NAIROBI.– El presidente de Ismail Omar Guelleh consolidó su poder al imponerse con una amplia mayoría en las elecciones celebradas en Yibuti, asegurando así un sexto mandato consecutivo desde que asumió el cargo en 1999.
Según datos oficiales del Ministerio del Interior, el mandatario —conocido como IOG— obtuvo el 97,81 % de los votos bajo la coalición Unión para la Mayoría Presidencial (UMP), resultados que aún deben ser ratificados por el Consejo Constitucional.
Victoria contundente en medio de críticas
El propio Guelleh se declaró ganador horas antes del anuncio oficial mediante un escueto mensaje en la red social X: “Reelegido”. Su principal rival, Mohamed Farah Samatar, del Centro de Demócratas Unificados (CDU), obtuvo apenas un 2,19 % de los votos.
Analistas consideran que Samatar, sin representación parlamentaria y con bajo perfil público, no representaba una amenaza real para el jefe del Concentración Popular por el Progreso (RPP), formación que domina la política nacional desde 1979.

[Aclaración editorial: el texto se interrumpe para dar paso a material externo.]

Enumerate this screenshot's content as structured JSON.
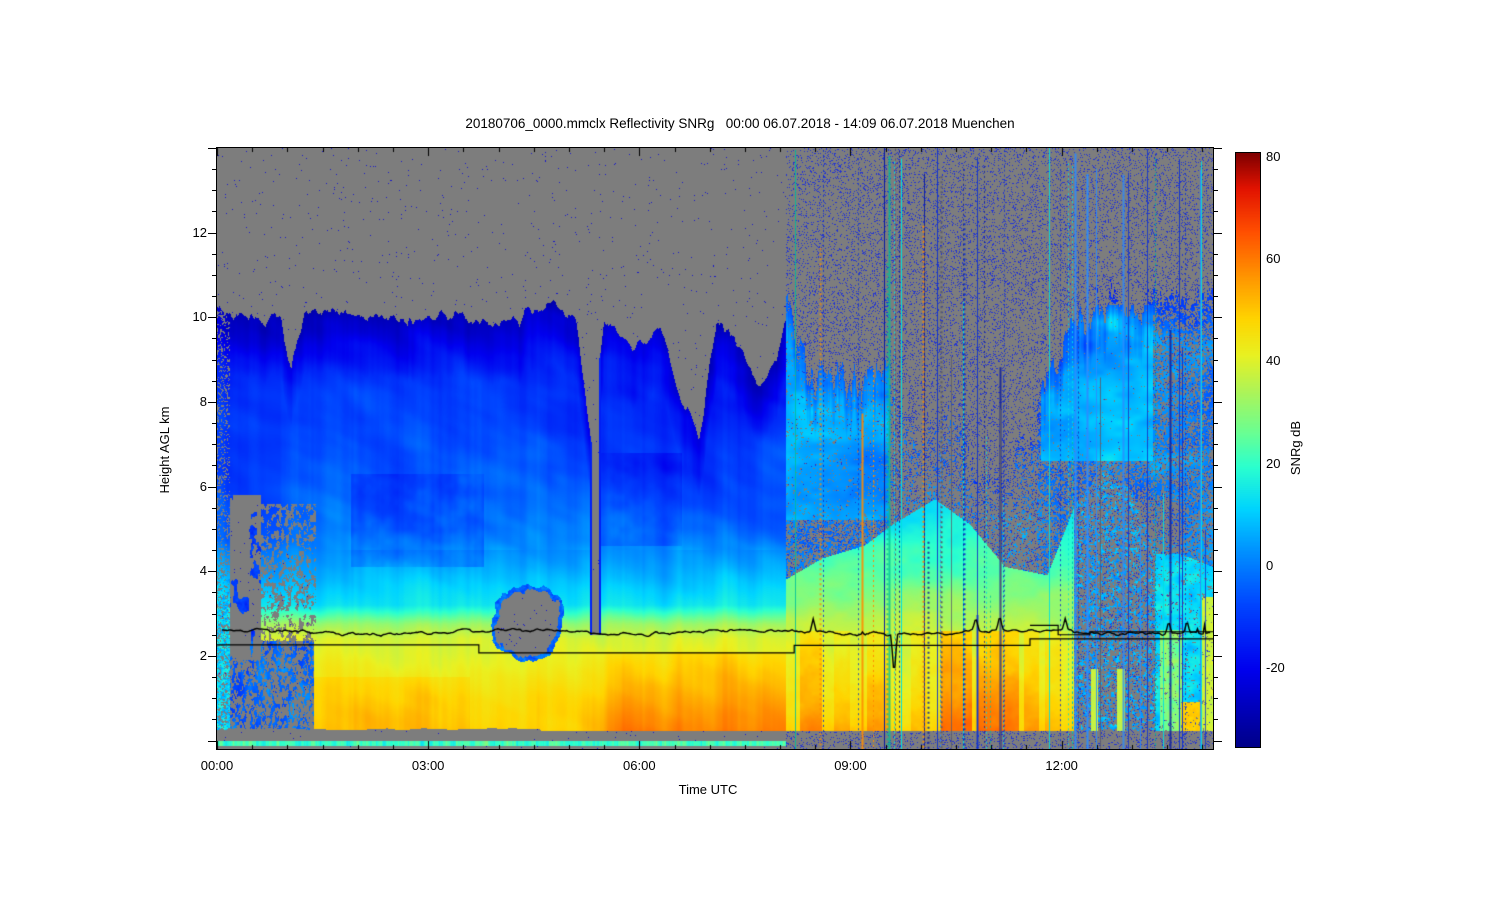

Los comicios, sin embargo, fueron rechazados por sectores opositores que los califican de “no libres ni transparentes”, en línea con el boicot sostenido desde 2016 por grupos como el Movimiento para la Renovación Democrática y el Desarrollo (MRD) y la Alianza Republicana para la Democracia (ARD).
Reformas y poder prolongado
Aunque una reforma constitucional de 2010 establecía límites que podrían haber impedido nuevas candidaturas, el Parlamento eliminó recientemente la restricción de edad, permitiendo a Guelleh, de 78 años, presentarse nuevamente.
En total, unos 256.000 votantes participaron en la jornada electoral —con una participación oficial del 80,33 %— supervisada por observadores internacionales de organismos como la Unión Africana, la Liga Árabe y la Organización para la Cooperación Islámica.
La permanencia de Guelleh en el poder se apoya, en parte, en la estabilidad que ha mantenido en una región conflictiva y en la importancia geoestratégica de Yibuti, donde operan bases militares de potencias como Estados Unidos, China y Francia.
No obstante, organizaciones de derechos humanos han denunciado que el crecimiento económico y las inversiones en infraestructura han estado acompañados de restricciones a la prensa y represión de la disidencia, un punto que sigue generando preocupación a nivel internacional.